If more isn’t done to jump-start the way most Americans save for retirement, millions of proud, hard-working middle-class families will fall into poverty when they retire. That’s why retirement has been the No. 1 fear in every Gallup poll since 2000. In fact, a National Institute of Retirement Security survey found 78% of Americans fear retirement more than death.
Fixing our retirement system has become a question of “pay me now, or pay me later.” To attract public and private support, programs must be offered that work, create little pain and have low cost structures, while promoting individual responsibility for retirement saving. Left alone, this problem will cost us far more to fix down the line — in public funds, and diminished human lives.
But there is hope, potentially the greatest transformation since the Social Security Act was passed in 1935. More than 30 states are now examining ways to help solve this problem. And unlike in Washington, D.C., the states are working in a bipartisan manner.
On Sept. 9, California became the eighth state to pass legislation to establish retirement savings programs for private-sector workers whose employers do not offer a plan.
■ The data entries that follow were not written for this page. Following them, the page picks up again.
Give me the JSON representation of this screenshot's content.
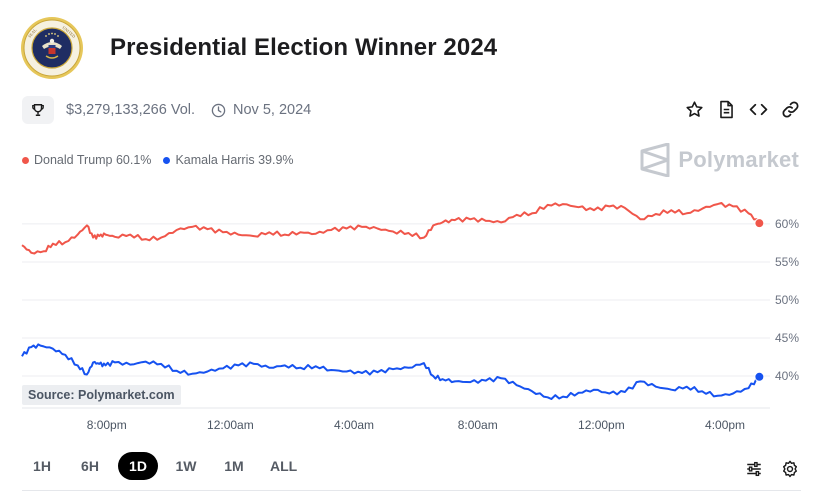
{
  "header": {
    "title": "Presidential Election Winner 2024",
    "seal_text": "SEAL OF THE PRESIDENT OF THE UNITED STATES"
  },
  "meta": {
    "volume": "$3,279,133,266 Vol.",
    "date": "Nov 5, 2024"
  },
  "legend": {
    "items": [
      {
        "label": "Donald Trump 60.1%",
        "color": "#f0564a"
      },
      {
        "label": "Kamala Harris 39.9%",
        "color": "#1652f0"
      }
    ]
  },
  "brand": {
    "name": "Polymarket"
  },
  "source": "Source: Polymarket.com",
  "ranges": {
    "items": [
      "1H",
      "6H",
      "1D",
      "1W",
      "1M",
      "ALL"
    ],
    "active": "1D"
  },
  "chart_data": {
    "type": "line",
    "x_ticks": [
      "8:00pm",
      "12:00am",
      "4:00am",
      "8:00am",
      "12:00pm",
      "4:00pm"
    ],
    "y_ticks": [
      "60%",
      "55%",
      "50%",
      "45%",
      "40%"
    ],
    "ylim": [
      35.8,
      63.8
    ],
    "xlim": [
      0,
      24
    ],
    "series": [
      {
        "name": "Donald Trump",
        "color": "#f0564a",
        "x": [
          0,
          0.3,
          0.7,
          1.0,
          1.4,
          1.8,
          2.1,
          2.3,
          2.5,
          2.7,
          3.0,
          3.5,
          4.0,
          4.5,
          5.0,
          5.5,
          6.0,
          6.5,
          7.0,
          7.5,
          8.0,
          8.5,
          9.0,
          9.5,
          10.0,
          10.5,
          11.0,
          11.5,
          12.0,
          12.5,
          13.0,
          13.3,
          13.6,
          14.0,
          14.5,
          15.0,
          15.5,
          16.0,
          16.5,
          17.0,
          17.5,
          18.0,
          18.5,
          19.0,
          19.5,
          20.0,
          20.5,
          21.0,
          21.5,
          22.0,
          22.5,
          23.0,
          23.5,
          23.85
        ],
        "values": [
          57.2,
          56.2,
          56.4,
          57.4,
          57.6,
          58.6,
          59.8,
          58.2,
          58.4,
          58.6,
          58.3,
          58.6,
          58.0,
          58.2,
          59.2,
          59.6,
          59.3,
          58.9,
          58.6,
          58.4,
          58.9,
          58.6,
          58.9,
          58.7,
          59.2,
          59.4,
          59.6,
          59.4,
          59.0,
          58.8,
          58.2,
          59.8,
          60.2,
          60.5,
          60.6,
          60.4,
          60.2,
          61.2,
          61.4,
          62.5,
          62.6,
          62.2,
          61.8,
          62.3,
          62.1,
          60.6,
          61.3,
          61.8,
          61.4,
          62.0,
          62.6,
          62.3,
          61.4,
          60.1
        ]
      },
      {
        "name": "Kamala Harris",
        "color": "#1652f0",
        "x": [
          0,
          0.3,
          0.6,
          1.0,
          1.4,
          1.8,
          2.1,
          2.3,
          2.5,
          2.7,
          3.0,
          3.5,
          4.0,
          4.5,
          5.0,
          5.5,
          6.0,
          6.5,
          7.0,
          7.5,
          8.0,
          8.5,
          9.0,
          9.5,
          10.0,
          10.5,
          11.0,
          11.5,
          12.0,
          12.5,
          13.0,
          13.3,
          13.6,
          14.0,
          14.5,
          15.0,
          15.5,
          16.0,
          16.5,
          17.0,
          17.5,
          18.0,
          18.5,
          19.0,
          19.5,
          20.0,
          20.5,
          21.0,
          21.5,
          22.0,
          22.5,
          23.0,
          23.5,
          23.85
        ],
        "values": [
          42.6,
          43.8,
          44.0,
          43.6,
          42.8,
          41.4,
          40.2,
          41.8,
          41.6,
          41.4,
          41.8,
          41.5,
          41.9,
          41.6,
          40.7,
          40.3,
          40.6,
          41.0,
          41.4,
          41.6,
          41.1,
          41.4,
          41.1,
          41.3,
          40.8,
          40.6,
          40.4,
          40.5,
          40.9,
          41.1,
          41.7,
          40.0,
          39.6,
          39.3,
          39.2,
          39.4,
          39.7,
          38.8,
          38.0,
          37.2,
          37.3,
          37.8,
          38.2,
          37.7,
          37.9,
          39.3,
          38.6,
          38.2,
          38.6,
          38.0,
          37.4,
          37.7,
          38.4,
          39.9
        ]
      }
    ]
  }
}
It followed Washington, Illinois, Oregon, Connecticut, Massachusetts and New Jersey, in addition to Maryland, where we tracked and supported the legislation from inception through signing.
These efforts promise to help improve the retired lives of millions of Americans. That these laws were passed swiftly and with strong bipartisan support exemplifies how the states can lead.
They understand the good news. People save when it is easy, when their employers offer retirement savings plans that are essentially automatic, even if they allow for opt-outs. According to a 2015 Vanguard Group study, retirement plan participation rates for new employees are 91% under automatic enrollment, compared with 42% under voluntary enrollment. Statistics from an AARP Inc. 2014 study show that 67% of workers who make less than $30,000 annually will participate with an auto-enroll feature, way up from 26%.
Many large companies, governments and unions provide retirement plans, but it is often expensive and difficult for small business to do so. That means the half of Americans who work for small businesses often do not have an easy way to save. A 2016 Employee Benefit Research Institute survey showed that 42% of American workers have saved less than $10,000 for retirement, and 64% have saved less than $25,000, largely because of lack of access to a plan.